Наконец все зерно было изъято из початков, и наконец можно было его разложить на террасе, чтобы окончательно просушить. Терраса Папаши Упрямца была построена из бамбука, высотой в половину человеческого роста. Ширина у нее была размером в две комнаты, и когда на ней сушилось зерно с поля площадью в восемь фэней, то там еще оставалось пустое пространство.

Он сидел на этом пустом месте и смотрел на свое зерно.

В лучах яркого солнечного света кукурузные зерна на семи бамбуковых циновках были как поле распустившихся цветов, вода из них потихоньку испарялась. Они были еще в самом начале периода высыхания, как маленькие нежные дети.

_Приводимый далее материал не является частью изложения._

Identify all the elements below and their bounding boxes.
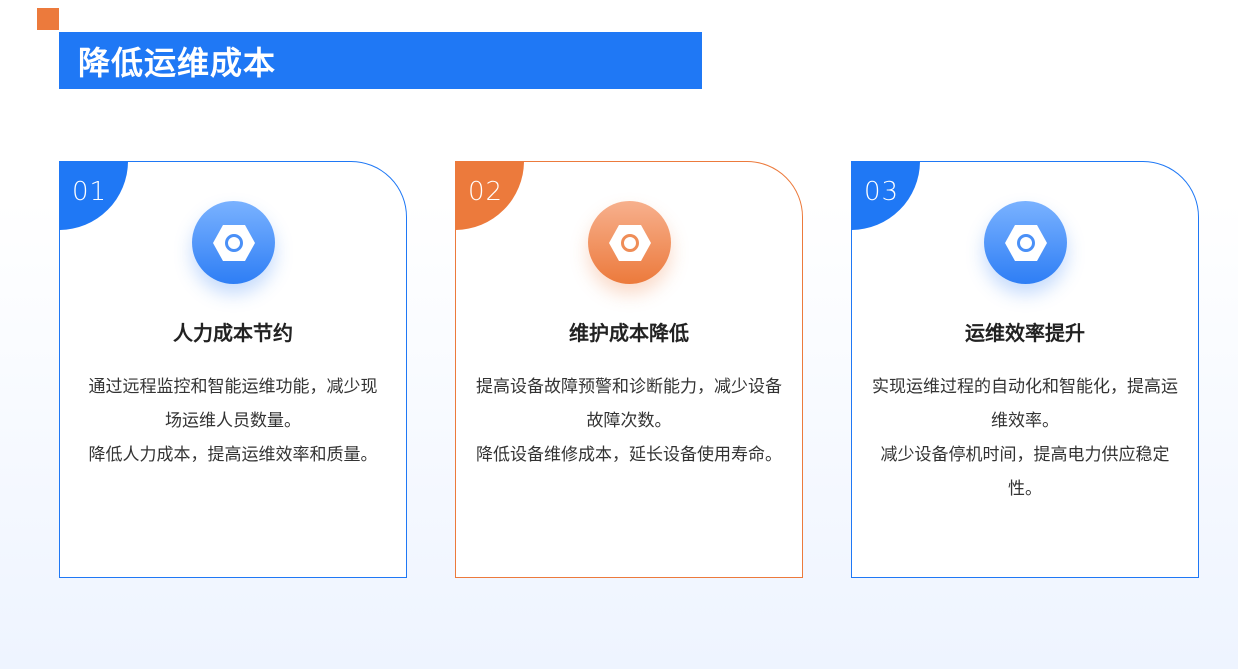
hex-nut-icon (984, 201, 1067, 284)
hex-nut-icon (192, 201, 275, 284)
card-maintenance-cost: 02 维护成本降低 提高设备故障预警和诊断能力，减少设备故障次数。 降低设备维修… (455, 161, 803, 578)
card-number: 01 (72, 177, 108, 207)
hex-nut-icon (588, 201, 671, 284)
title-banner: 降低运维成本 (59, 32, 702, 89)
card-number-badge: 01 (60, 162, 128, 230)
card-description-line: 降低人力成本，提高运维效率和质量。 (88, 445, 378, 465)
card-number-badge: 02 (456, 162, 524, 230)
card-title: 运维效率提升 (965, 321, 1085, 345)
card-description: 通过远程监控和智能运维功能，减少现场运维人员数量。 降低人力成本，提高运维效率和… (70, 370, 396, 472)
card-description-line: 实现运维过程的自动化和智能化，提高运维效率。 (872, 377, 1178, 431)
card-description-line: 提高设备故障预警和诊断能力，减少设备故障次数。 (476, 377, 782, 431)
card-number: 03 (864, 177, 900, 207)
card-number-badge: 03 (852, 162, 920, 230)
card-title: 人力成本节约 (173, 321, 293, 345)
card-description: 实现运维过程的自动化和智能化，提高运维效率。 减少设备停机时间，提高电力供应稳定… (868, 370, 1182, 506)
accent-square (37, 8, 59, 30)
card-description: 提高设备故障预警和诊断能力，减少设备故障次数。 降低设备维修成本，延长设备使用寿… (472, 370, 786, 472)
card-title: 维护成本降低 (569, 321, 689, 345)
card-number: 02 (468, 177, 504, 207)
card-description-line: 通过远程监控和智能运维功能，减少现场运维人员数量。 (88, 377, 378, 431)
card-description-line: 减少设备停机时间，提高电力供应稳定性。 (880, 445, 1170, 499)
card-efficiency: 03 运维效率提升 实现运维过程的自动化和智能化，提高运维效率。 减少设备停机时… (851, 161, 1199, 578)
card-labor-cost: 01 人力成本节约 通过远程监控和智能运维功能，减少现场运维人员数量。 降低人力… (59, 161, 407, 578)
page-title: 降低运维成本 (78, 43, 277, 82)
card-description-line: 降低设备维修成本，延长设备使用寿命。 (476, 445, 782, 465)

Папаша Упрямец с соломенной шляпой на голове держал в руках бамбуковую удочку и сидел спокойно и безмятежно, как будто ловил рыбу. На самом деле он, понятное дело, рыбу не ловил, а следил за сохнущей кукурузой. Он охранял ее от курицы, которая могла ее склевать, и от птиц, которые спускались с неба, чтобы своровать зерно. Фактически он служил часовым на посту, на бдительной страже для защиты имущества. Зерно было его имуществом, и в том числе то, которое предстояло отдать в качестве налога. А защищать налоговое зерно – это как защищать национальное достояние.

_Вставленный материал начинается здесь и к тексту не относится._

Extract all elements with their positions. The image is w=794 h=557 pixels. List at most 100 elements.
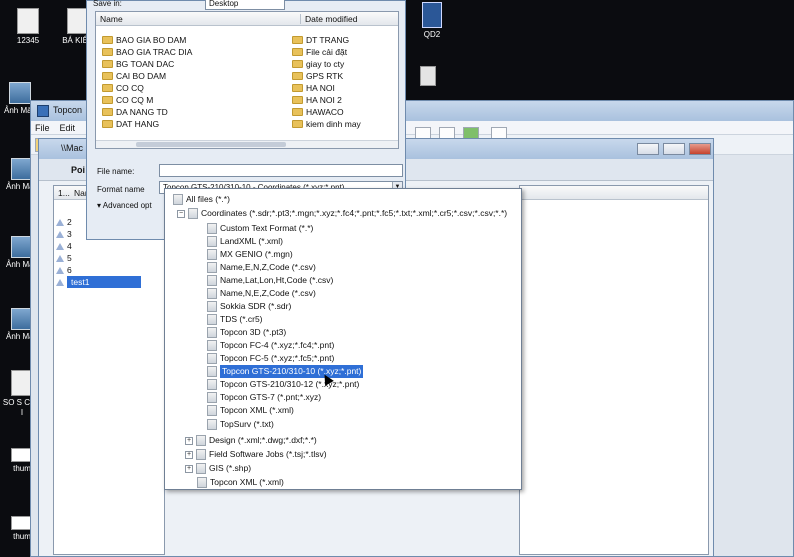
save-in-combo[interactable]: Desktop [205,0,285,10]
folder-icon [102,120,113,128]
minimize-button[interactable] [637,143,659,155]
point-icon [56,218,64,226]
folder-icon [102,72,113,80]
file-format-icon [196,435,206,446]
document-icon [17,8,39,34]
format-name-label: Format name [97,185,145,194]
list-item[interactable]: HA NOI [292,82,335,94]
tree-item-format-selected[interactable]: Topcon GTS-210/310-10 (*.xyz;*.pnt) [205,365,365,378]
desktop-icon-12345[interactable]: 12345 [8,8,48,46]
tree-item-format[interactable]: Topcon FC-4 (*.xyz;*.fc4;*.pnt) [205,339,336,352]
tree-group-design[interactable]: + Design (*.xml;*.dwg;*.dxf;*.*) [183,434,319,447]
table-row[interactable]: 6 [56,264,72,276]
folder-icon [102,60,113,68]
expand-icon[interactable]: + [185,464,193,473]
file-browser: Name Date modified BAO GIA BO DAM BAO GI… [95,11,399,149]
maximize-button[interactable] [663,143,685,155]
desktop-icon-label: 12345 [16,36,40,45]
main-window-title: Topcon [53,105,83,115]
tree-item-format[interactable]: MX GENIO (*.mgn) [205,248,295,261]
file-format-icon [207,340,217,351]
tree-item-all-files[interactable]: All files (*.*) [171,193,232,206]
list-item[interactable]: HAWACO [292,106,344,118]
table-row[interactable]: test1 [56,276,141,288]
scrollbar-thumb[interactable] [136,142,286,147]
file-format-icon [207,275,217,286]
tree-item-format[interactable]: Name,Lat,Lon,Ht,Code (*.csv) [205,274,335,287]
collapse-icon[interactable]: − [177,209,185,218]
list-item[interactable]: CO CQ [102,82,144,94]
list-item[interactable]: BAO GIA TRAC DIA [102,46,192,58]
list-item[interactable]: BAO GIA BO DAM [102,34,186,46]
folder-icon [292,72,303,80]
list-item[interactable]: GPS RTK [292,70,343,82]
file-format-icon [207,288,217,299]
tree-item-format[interactable]: Name,E,N,Z,Code (*.csv) [205,261,318,274]
tree-item-format[interactable]: Name,N,E,Z,Code (*.csv) [205,287,318,300]
menu-file[interactable]: File [35,123,50,133]
col-date-modified[interactable]: Date modified [300,13,357,24]
tree-group-coordinates[interactable]: − Coordinates (*.sdr;*.pt3;*.mgn;*.xyz;*… [175,207,509,220]
tree-item-format[interactable]: Topcon 3D (*.pt3) [205,326,288,339]
list-item[interactable]: kiem dinh may [292,118,361,130]
file-format-icon [207,249,217,260]
list-item[interactable]: DT TRANG [292,34,349,46]
tree-item-format[interactable]: Topcon GTS-7 (*.pnt;*.xyz) [205,391,323,404]
word-document-icon [422,2,442,28]
list-item[interactable]: HA NOI 2 [292,94,342,106]
table-row[interactable]: 3 [56,228,72,240]
points-section-label[interactable]: Poi [71,165,85,175]
folder-icon [292,108,303,116]
tree-item-format[interactable]: Topcon XML (*.xml) [205,404,296,417]
tree-item-format[interactable]: Sokkia SDR (*.sdr) [205,300,293,313]
tree-group-gis[interactable]: + GIS (*.shp) [183,462,253,475]
file-format-icon [197,477,207,488]
tree-item-format[interactable]: Custom Text Format (*.*) [205,222,315,235]
tree-item-format[interactable]: Topcon FC-5 (*.xyz;*.fc5;*.pnt) [205,352,336,365]
list-item[interactable]: DA NANG TD [102,106,168,118]
list-item[interactable]: CAI BO DAM [102,70,166,82]
table-row[interactable]: 5 [56,252,72,264]
file-browser-header: Name Date modified [96,12,398,26]
folder-icon [102,108,113,116]
expand-icon[interactable]: + [185,436,193,445]
list-item[interactable]: BG TOAN DAC [102,58,174,70]
file-format-icon [207,301,217,312]
file-name-input[interactable] [159,164,403,177]
col-name[interactable]: Name [96,14,300,24]
desktop-icon-label: QD2 [423,30,441,39]
desktop-icon-qd2[interactable]: QD2 [412,2,452,40]
points-grid-header [520,186,708,200]
point-icon [56,242,64,250]
expand-icon[interactable]: + [185,450,193,459]
table-row[interactable]: 4 [56,240,72,252]
format-tree-dropdown: All files (*.*) − Coordinates (*.sdr;*.p… [164,188,522,490]
points-col-number[interactable]: 1... [54,188,70,198]
file-format-icon [207,327,217,338]
list-item[interactable]: giay to cty [292,58,344,70]
tree-group-field-software-jobs[interactable]: + Field Software Jobs (*.tsj;*.tlsv) [183,448,329,461]
menu-edit[interactable]: Edit [60,123,76,133]
tree-item-topcon-xml[interactable]: Topcon XML (*.xml) [195,476,286,489]
close-button[interactable] [689,143,711,155]
table-row[interactable]: 2 [56,216,72,228]
point-icon [56,254,64,262]
folder-icon [102,84,113,92]
list-item[interactable]: File cải đặt [292,46,347,58]
tree-item-format[interactable]: TopSurv (*.txt) [205,418,276,431]
file-format-icon [196,463,206,474]
horizontal-scrollbar[interactable] [96,140,398,148]
advanced-options-toggle[interactable]: ▾ Advanced opt [97,201,152,210]
point-icon [56,278,64,286]
file-format-icon [207,366,217,377]
folder-icon [102,96,113,104]
points-grid [519,185,709,555]
folder-icon [292,96,303,104]
tree-item-format[interactable]: Topcon GTS-210/310-12 (*.xyz;*.pnt) [205,378,361,391]
list-item[interactable]: CO CQ M [102,94,153,106]
tree-item-format[interactable]: TDS (*.cr5) [205,313,265,326]
file-name-label: File name: [97,167,135,176]
tree-item-format[interactable]: LandXML (*.xml) [205,235,285,248]
list-item[interactable]: DAT HANG [102,118,159,130]
file-format-icon [207,419,217,430]
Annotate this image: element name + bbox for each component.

Конечно же, и куры, и птицы бродили поблизости, алчно взирая на зерно; по земле и по небу они приближались к террасе, выжидая удобного момента, чтобы начать действовать, – точно враги, планирующие неожиданное нападение на позиции противника. Папаша Упрямец размахивал удочкой и покрикивал на готовых к атаке птиц. А те, увидев опасность в виде удочки, естественно, не смели подойти ближе. Они бродили на расстоянии, там, где человек не мог до них дотянуться, кружили вокруг Папаши Упрямца, это был поединок мужества и смекалки. Они старались улучить момент, когда Папаша Упрямец устанет, расслабится, когда его одолеет дремота или же он отлучится по какой-либо причине, и тогда, думали они, можно будет воспользоваться шансом и напасть. Однако они, очевидно, недооценили ум и волю Папаши Упрямца, прошло уже много времени, а неприятелю по-прежнему не представилось подходящего случая.

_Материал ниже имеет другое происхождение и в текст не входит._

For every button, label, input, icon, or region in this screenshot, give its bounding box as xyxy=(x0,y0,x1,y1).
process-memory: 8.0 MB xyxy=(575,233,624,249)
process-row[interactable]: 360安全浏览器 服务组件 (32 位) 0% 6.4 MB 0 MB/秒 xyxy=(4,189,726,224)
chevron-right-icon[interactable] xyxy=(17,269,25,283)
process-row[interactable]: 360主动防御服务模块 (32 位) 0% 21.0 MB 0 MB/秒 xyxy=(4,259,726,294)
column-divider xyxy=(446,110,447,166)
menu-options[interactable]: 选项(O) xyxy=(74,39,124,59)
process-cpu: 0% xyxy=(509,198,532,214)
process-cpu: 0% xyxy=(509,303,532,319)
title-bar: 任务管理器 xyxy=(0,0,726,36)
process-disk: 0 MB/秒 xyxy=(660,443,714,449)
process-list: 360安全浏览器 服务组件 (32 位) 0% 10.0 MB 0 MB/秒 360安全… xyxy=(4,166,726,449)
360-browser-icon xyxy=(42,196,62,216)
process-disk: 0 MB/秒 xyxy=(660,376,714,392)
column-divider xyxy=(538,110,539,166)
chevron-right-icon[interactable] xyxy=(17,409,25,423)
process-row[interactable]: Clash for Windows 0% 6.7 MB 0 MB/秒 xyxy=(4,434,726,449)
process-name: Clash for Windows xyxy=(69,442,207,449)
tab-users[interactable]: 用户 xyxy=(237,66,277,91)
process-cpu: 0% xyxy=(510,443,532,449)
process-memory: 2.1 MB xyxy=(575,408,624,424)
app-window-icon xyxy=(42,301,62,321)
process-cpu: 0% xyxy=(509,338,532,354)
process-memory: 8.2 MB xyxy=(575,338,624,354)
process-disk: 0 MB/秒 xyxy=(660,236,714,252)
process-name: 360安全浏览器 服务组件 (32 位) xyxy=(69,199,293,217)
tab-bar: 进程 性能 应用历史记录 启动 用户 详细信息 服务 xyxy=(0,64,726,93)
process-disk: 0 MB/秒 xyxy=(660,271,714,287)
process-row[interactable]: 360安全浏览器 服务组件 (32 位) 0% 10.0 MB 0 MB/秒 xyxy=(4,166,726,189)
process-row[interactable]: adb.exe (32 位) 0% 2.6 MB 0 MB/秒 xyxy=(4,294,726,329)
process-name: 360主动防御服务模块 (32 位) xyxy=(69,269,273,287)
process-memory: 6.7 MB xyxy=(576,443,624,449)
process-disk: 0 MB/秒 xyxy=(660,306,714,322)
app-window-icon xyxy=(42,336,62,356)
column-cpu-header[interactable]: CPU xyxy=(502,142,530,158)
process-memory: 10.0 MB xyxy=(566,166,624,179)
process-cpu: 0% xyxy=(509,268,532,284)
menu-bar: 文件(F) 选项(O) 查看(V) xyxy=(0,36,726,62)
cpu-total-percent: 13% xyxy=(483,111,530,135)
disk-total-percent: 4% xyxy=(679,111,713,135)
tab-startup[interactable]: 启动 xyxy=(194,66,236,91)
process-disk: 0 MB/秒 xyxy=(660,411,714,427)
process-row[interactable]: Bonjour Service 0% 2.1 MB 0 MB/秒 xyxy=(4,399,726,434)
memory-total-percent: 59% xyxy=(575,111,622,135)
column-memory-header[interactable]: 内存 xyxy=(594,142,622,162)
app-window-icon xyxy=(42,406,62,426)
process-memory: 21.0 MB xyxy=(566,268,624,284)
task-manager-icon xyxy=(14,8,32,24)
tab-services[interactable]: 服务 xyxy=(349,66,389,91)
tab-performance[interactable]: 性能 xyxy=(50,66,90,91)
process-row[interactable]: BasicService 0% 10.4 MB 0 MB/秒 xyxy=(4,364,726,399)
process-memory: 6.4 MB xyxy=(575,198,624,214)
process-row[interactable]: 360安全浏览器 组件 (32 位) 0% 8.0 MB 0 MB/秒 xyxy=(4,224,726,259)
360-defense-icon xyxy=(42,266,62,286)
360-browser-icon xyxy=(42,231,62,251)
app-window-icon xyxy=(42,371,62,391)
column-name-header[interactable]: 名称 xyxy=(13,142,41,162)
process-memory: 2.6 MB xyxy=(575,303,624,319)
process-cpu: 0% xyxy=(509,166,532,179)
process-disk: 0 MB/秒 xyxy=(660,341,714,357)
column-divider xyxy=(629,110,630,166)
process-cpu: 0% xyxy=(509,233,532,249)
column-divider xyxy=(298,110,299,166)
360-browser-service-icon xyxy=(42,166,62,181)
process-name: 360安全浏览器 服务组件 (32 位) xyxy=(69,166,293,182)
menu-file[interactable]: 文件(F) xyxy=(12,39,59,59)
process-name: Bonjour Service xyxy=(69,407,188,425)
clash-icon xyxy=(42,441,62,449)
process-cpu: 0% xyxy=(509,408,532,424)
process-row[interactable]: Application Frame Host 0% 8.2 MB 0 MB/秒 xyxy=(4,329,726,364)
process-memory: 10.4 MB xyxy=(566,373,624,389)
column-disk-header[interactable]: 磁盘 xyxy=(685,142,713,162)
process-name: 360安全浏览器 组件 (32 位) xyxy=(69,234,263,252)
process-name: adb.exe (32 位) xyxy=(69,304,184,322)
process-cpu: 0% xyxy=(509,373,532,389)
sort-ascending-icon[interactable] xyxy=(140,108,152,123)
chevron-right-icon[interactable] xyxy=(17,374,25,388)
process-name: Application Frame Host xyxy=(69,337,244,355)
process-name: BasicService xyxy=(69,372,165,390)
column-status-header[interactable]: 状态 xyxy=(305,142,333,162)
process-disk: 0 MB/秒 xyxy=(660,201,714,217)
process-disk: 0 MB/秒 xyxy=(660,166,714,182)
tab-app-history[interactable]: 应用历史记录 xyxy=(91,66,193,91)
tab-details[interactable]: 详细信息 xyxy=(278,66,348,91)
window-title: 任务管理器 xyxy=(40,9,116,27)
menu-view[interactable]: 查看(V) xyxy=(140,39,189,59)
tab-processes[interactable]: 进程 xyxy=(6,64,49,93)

Каждые два часа Папаша Упрямец опускал удочку и брал в руки бамбуковые грабли. Это был инструмент для того, чтобы ворошить зерно, вроде лопатки для жарки овощей. Папаша Упрямец ворошил зерно, как будто жарил еду. Ему нужно было, чтобы влага с зернышек испарялась равномерно и они просохли полностью. Он хотел довести зерно до такой кондиции, чтобы при сдаче его в качестве налога, когда проверяющий выберет несколько зерен, положит в рот и надкусит, раздалось бы «хрусть-хрусть». Тогда кадровый работник, отвечающий за проверку, не будет чинить препятствия, и легко можно будет пройти контроль качества. Иначе придется сушить второй раз или пропустить через веялку, как многие крестьяне делали в прошлые годы.

После того как в первый же год проверяющие отказали Папаше Упрямцу в приемке зерна, в последующие десять лет они больше ни разу не создавали ему проблем. Зерно, которое он сдавал, было надлежащей полноты, блестящее, без влаги и примесей, как чистое золото высшей пробы, и проверяющие оставались весьма довольны.

Его зерно стало образцом или, можно сказать, мерилом для всех семей Шанлина. Если кто-то шел сдавать зерно вместе с Папашей Упрямцем, то проверяющий брал его зерно в качестве эталона и по нему ориентировался, принимать или отвергать зерна других крестьян. Если по качеству зерна совпадали, то принимал, если нет – то отказывал в приемке.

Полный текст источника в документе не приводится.